In a recent report published by Forbes on “Transformational Change”, the question if you can really drive transformation without the catalyst of facing a crisis is raised. A successful business transformation is defined as more than simply adapting to change: “it means rewriting business models or even reshaping your own industry”. This is what the hardware maker Apple did when you consider the role it played in the birth of the tablet computer industry and the revolution in smartphones; or what IBM did, when it decided to move from manufacturer to service provider. Both transformations were lead by the need to navigate stormy waters and come out of a crisis not only alive but stronger than ever.
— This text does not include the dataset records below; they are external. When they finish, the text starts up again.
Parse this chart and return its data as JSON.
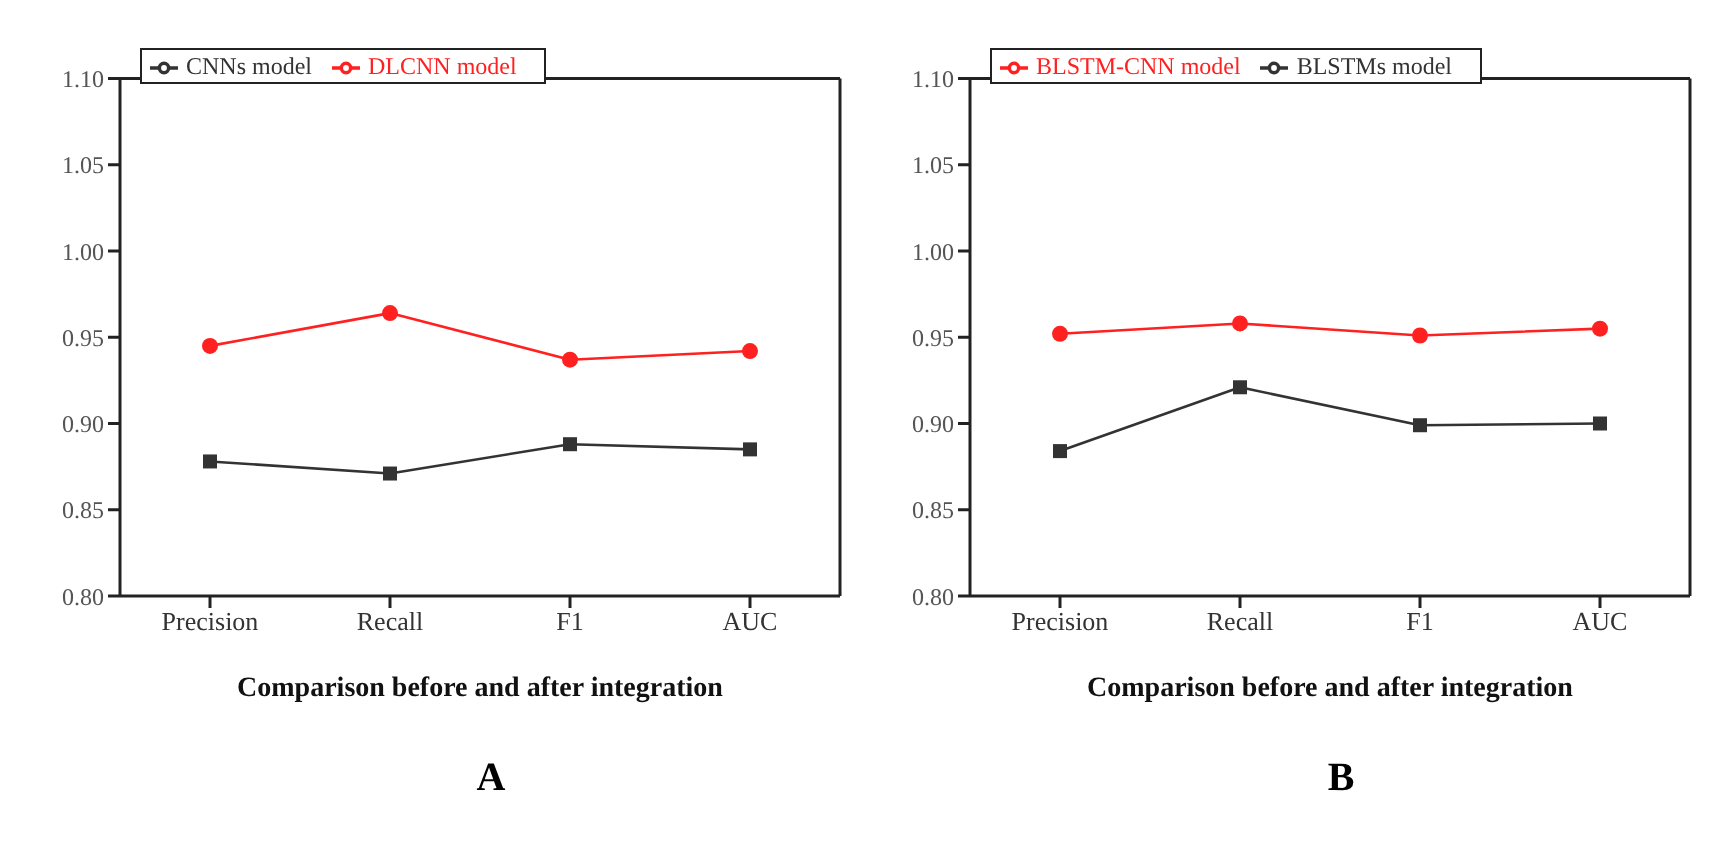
{
  "chart_data": [
    {
      "type": "line",
      "categories": [
        "Precision",
        "Recall",
        "F1",
        "AUC"
      ],
      "xlabel": "Comparison before and after integration",
      "ylim": [
        0.8,
        1.1
      ],
      "yticks": [
        {
          "value": 0.8,
          "label": "0.80"
        },
        {
          "value": 0.85,
          "label": "0.85"
        },
        {
          "value": 0.9,
          "label": "0.90"
        },
        {
          "value": 0.95,
          "label": "0.95"
        },
        {
          "value": 1.0,
          "label": "1.00"
        },
        {
          "value": 1.05,
          "label": "1.05"
        },
        {
          "value": 1.1,
          "label": "1.10"
        }
      ],
      "legend": "top left",
      "grid": false,
      "annotations": [
        "A"
      ],
      "series": [
        {
          "name": "CNNs model",
          "color": "#333333",
          "marker": "square",
          "values": [
            0.878,
            0.871,
            0.888,
            0.885
          ]
        },
        {
          "name": "DLCNN model",
          "color": "#ff2020",
          "marker": "circle",
          "values": [
            0.945,
            0.964,
            0.937,
            0.942
          ]
        }
      ]
    },
    {
      "type": "line",
      "categories": [
        "Precision",
        "Recall",
        "F1",
        "AUC"
      ],
      "xlabel": "Comparison before and after integration",
      "ylim": [
        0.8,
        1.1
      ],
      "yticks": [
        {
          "value": 0.8,
          "label": "0.80"
        },
        {
          "value": 0.85,
          "label": "0.85"
        },
        {
          "value": 0.9,
          "label": "0.90"
        },
        {
          "value": 0.95,
          "label": "0.95"
        },
        {
          "value": 1.0,
          "label": "1.00"
        },
        {
          "value": 1.05,
          "label": "1.05"
        },
        {
          "value": 1.1,
          "label": "1.10"
        }
      ],
      "legend": "top left",
      "grid": false,
      "annotations": [
        "B"
      ],
      "series": [
        {
          "name": "BLSTMs model",
          "color": "#333333",
          "marker": "square",
          "values": [
            0.884,
            0.921,
            0.899,
            0.9
          ]
        },
        {
          "name": "BLSTM-CNN model",
          "color": "#ff2020",
          "marker": "circle",
          "values": [
            0.952,
            0.958,
            0.951,
            0.955
          ]
        }
      ]
    }
  ]
}
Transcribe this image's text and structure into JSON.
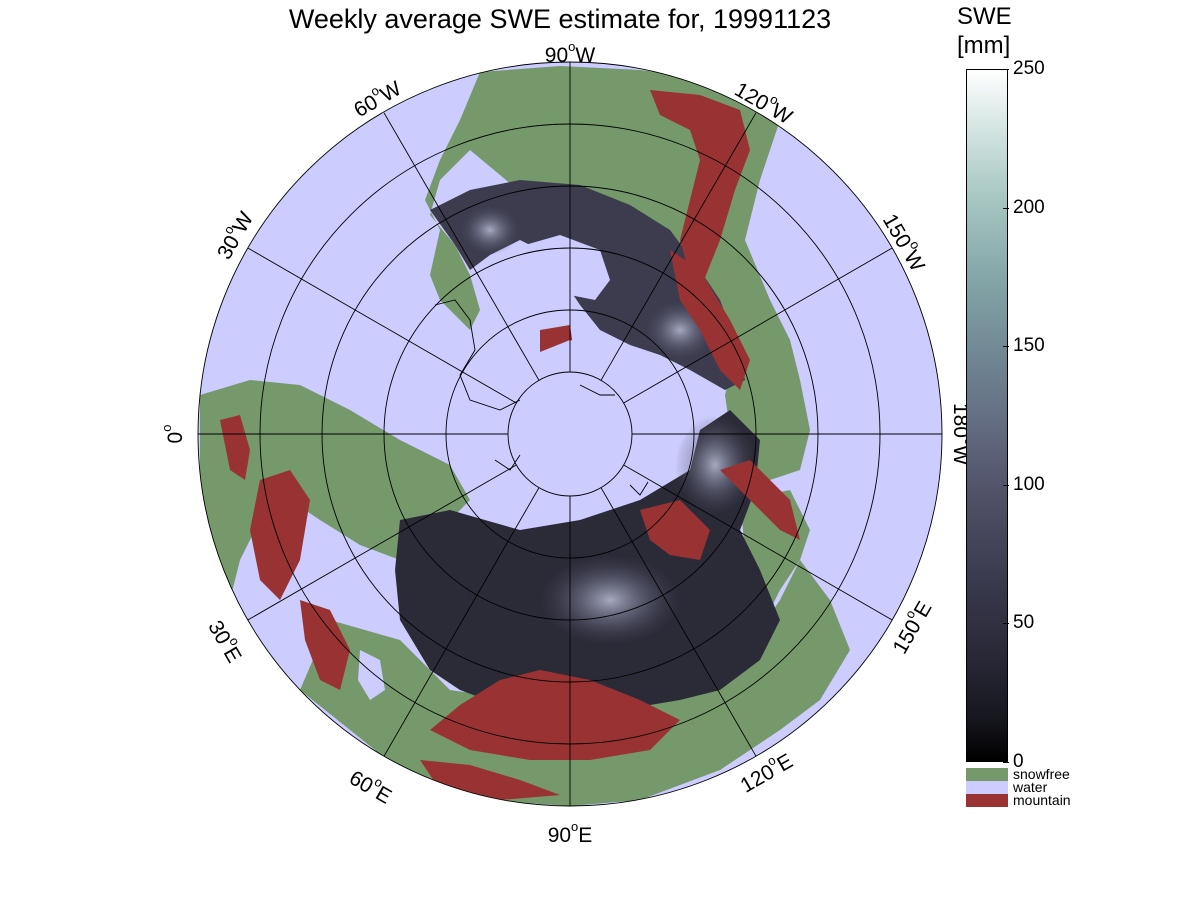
{
  "title": "Weekly average SWE estimate for, 19991123",
  "map": {
    "projection": "north polar stereographic",
    "center": "North Pole",
    "longitude_labels": [
      {
        "lon": "90",
        "hemi": "W"
      },
      {
        "lon": "120",
        "hemi": "W"
      },
      {
        "lon": "150",
        "hemi": "W"
      },
      {
        "lon": "180",
        "hemi": "W"
      },
      {
        "lon": "150",
        "hemi": "E"
      },
      {
        "lon": "120",
        "hemi": "E"
      },
      {
        "lon": "90",
        "hemi": "E"
      },
      {
        "lon": "60",
        "hemi": "E"
      },
      {
        "lon": "30",
        "hemi": "E"
      },
      {
        "lon": "0",
        "hemi": ""
      },
      {
        "lon": "30",
        "hemi": "W"
      },
      {
        "lon": "60",
        "hemi": "W"
      }
    ],
    "colors": {
      "water": "#ccccff",
      "snowfree": "#75996b",
      "mountain": "#993333",
      "swe_low": "#1a1a22",
      "swe_mid": "#4a4a60",
      "swe_high": "#9aa0b8"
    }
  },
  "colorbar": {
    "title_line1": "SWE",
    "title_line2": "[mm]",
    "ticks": [
      "0",
      "50",
      "100",
      "150",
      "200",
      "250"
    ],
    "range": [
      0,
      250
    ],
    "legend": [
      {
        "label": "snowfree",
        "color": "#75996b"
      },
      {
        "label": "water",
        "color": "#ccccff"
      },
      {
        "label": "mountain",
        "color": "#993333"
      }
    ]
  }
}
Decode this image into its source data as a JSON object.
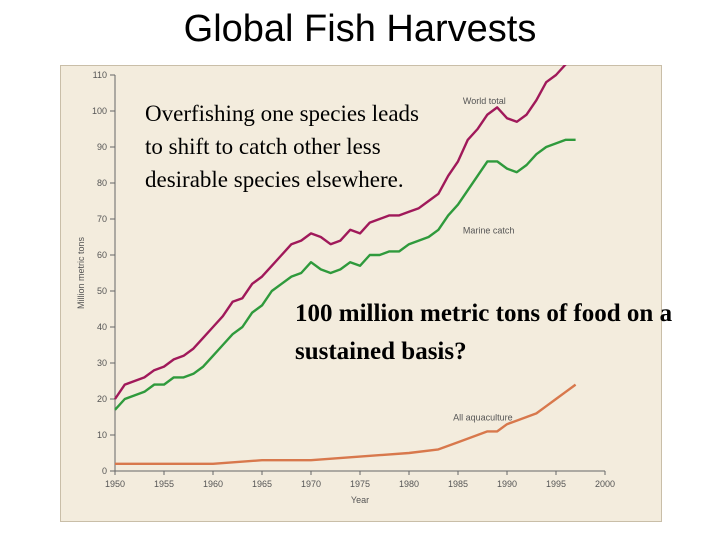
{
  "title": "Global Fish Harvests",
  "callouts": {
    "top": "Overfishing one species leads to shift to catch other less desirable species elsewhere.",
    "bottom": "100 million metric tons of food on a sustained basis?"
  },
  "chart_data": {
    "type": "line",
    "xlabel": "Year",
    "ylabel": "Million metric tons",
    "xlim": [
      1950,
      2000
    ],
    "ylim": [
      0,
      110
    ],
    "xticks": [
      1950,
      1955,
      1960,
      1965,
      1970,
      1975,
      1980,
      1985,
      1990,
      1995,
      2000
    ],
    "yticks": [
      0,
      10,
      20,
      30,
      40,
      50,
      60,
      70,
      80,
      90,
      100,
      110
    ],
    "grid": false,
    "series": [
      {
        "name": "World total",
        "color": "#a0195a",
        "x": [
          1950,
          1951,
          1952,
          1953,
          1954,
          1955,
          1956,
          1957,
          1958,
          1959,
          1960,
          1961,
          1962,
          1963,
          1964,
          1965,
          1966,
          1967,
          1968,
          1969,
          1970,
          1971,
          1972,
          1973,
          1974,
          1975,
          1976,
          1977,
          1978,
          1979,
          1980,
          1981,
          1982,
          1983,
          1984,
          1985,
          1986,
          1987,
          1988,
          1989,
          1990,
          1991,
          1992,
          1993,
          1994,
          1995,
          1996,
          1997
        ],
        "values": [
          20,
          24,
          25,
          26,
          28,
          29,
          31,
          32,
          34,
          37,
          40,
          43,
          47,
          48,
          52,
          54,
          57,
          60,
          63,
          64,
          66,
          65,
          63,
          64,
          67,
          66,
          69,
          70,
          71,
          71,
          72,
          73,
          75,
          77,
          82,
          86,
          92,
          95,
          99,
          101,
          98,
          97,
          99,
          103,
          108,
          110,
          113,
          115
        ]
      },
      {
        "name": "Marine catch",
        "color": "#2f9a3c",
        "x": [
          1950,
          1951,
          1952,
          1953,
          1954,
          1955,
          1956,
          1957,
          1958,
          1959,
          1960,
          1961,
          1962,
          1963,
          1964,
          1965,
          1966,
          1967,
          1968,
          1969,
          1970,
          1971,
          1972,
          1973,
          1974,
          1975,
          1976,
          1977,
          1978,
          1979,
          1980,
          1981,
          1982,
          1983,
          1984,
          1985,
          1986,
          1987,
          1988,
          1989,
          1990,
          1991,
          1992,
          1993,
          1994,
          1995,
          1996,
          1997
        ],
        "values": [
          17,
          20,
          21,
          22,
          24,
          24,
          26,
          26,
          27,
          29,
          32,
          35,
          38,
          40,
          44,
          46,
          50,
          52,
          54,
          55,
          58,
          56,
          55,
          56,
          58,
          57,
          60,
          60,
          61,
          61,
          63,
          64,
          65,
          67,
          71,
          74,
          78,
          82,
          86,
          86,
          84,
          83,
          85,
          88,
          90,
          91,
          92,
          92
        ]
      },
      {
        "name": "All aquaculture",
        "color": "#d8784c",
        "x": [
          1950,
          1955,
          1960,
          1965,
          1970,
          1975,
          1980,
          1983,
          1985,
          1987,
          1988,
          1989,
          1990,
          1991,
          1992,
          1993,
          1994,
          1995,
          1996,
          1997
        ],
        "values": [
          2,
          2,
          2,
          3,
          3,
          4,
          5,
          6,
          8,
          10,
          11,
          11,
          13,
          14,
          15,
          16,
          18,
          20,
          22,
          24
        ]
      }
    ]
  }
}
Why would a company decide to mobilise resources to transform itself and face the unknown when things are going well? We believe that waiting for troubled times before moving towards change might be even riskier. Certainly, getting everyone to engage in a major change can be easier when the survival of the company is at stake and when the alternative to change is a fast and premature death. However, at a time of crisis, the company’s resources are already weakened and the pressure to change might lead to not well-thought through solutions. Indeed, research conducted by Mckinsey shows that what they call “defensive transformations (those undertaken to stem trouble) have lower success rates than progressive ones (launched, for instance, to boost growth or to move from good to great performance)”.
Therefore, welcome to the ambition and curiosity to improve the status quo and explore new territory. If you take the time to appreciate what you already have, take stock of your assets and strengths and celebrate your success, it will not do you any harm to capitalise on your strengths and good results to look at what else you could be doing and do even better.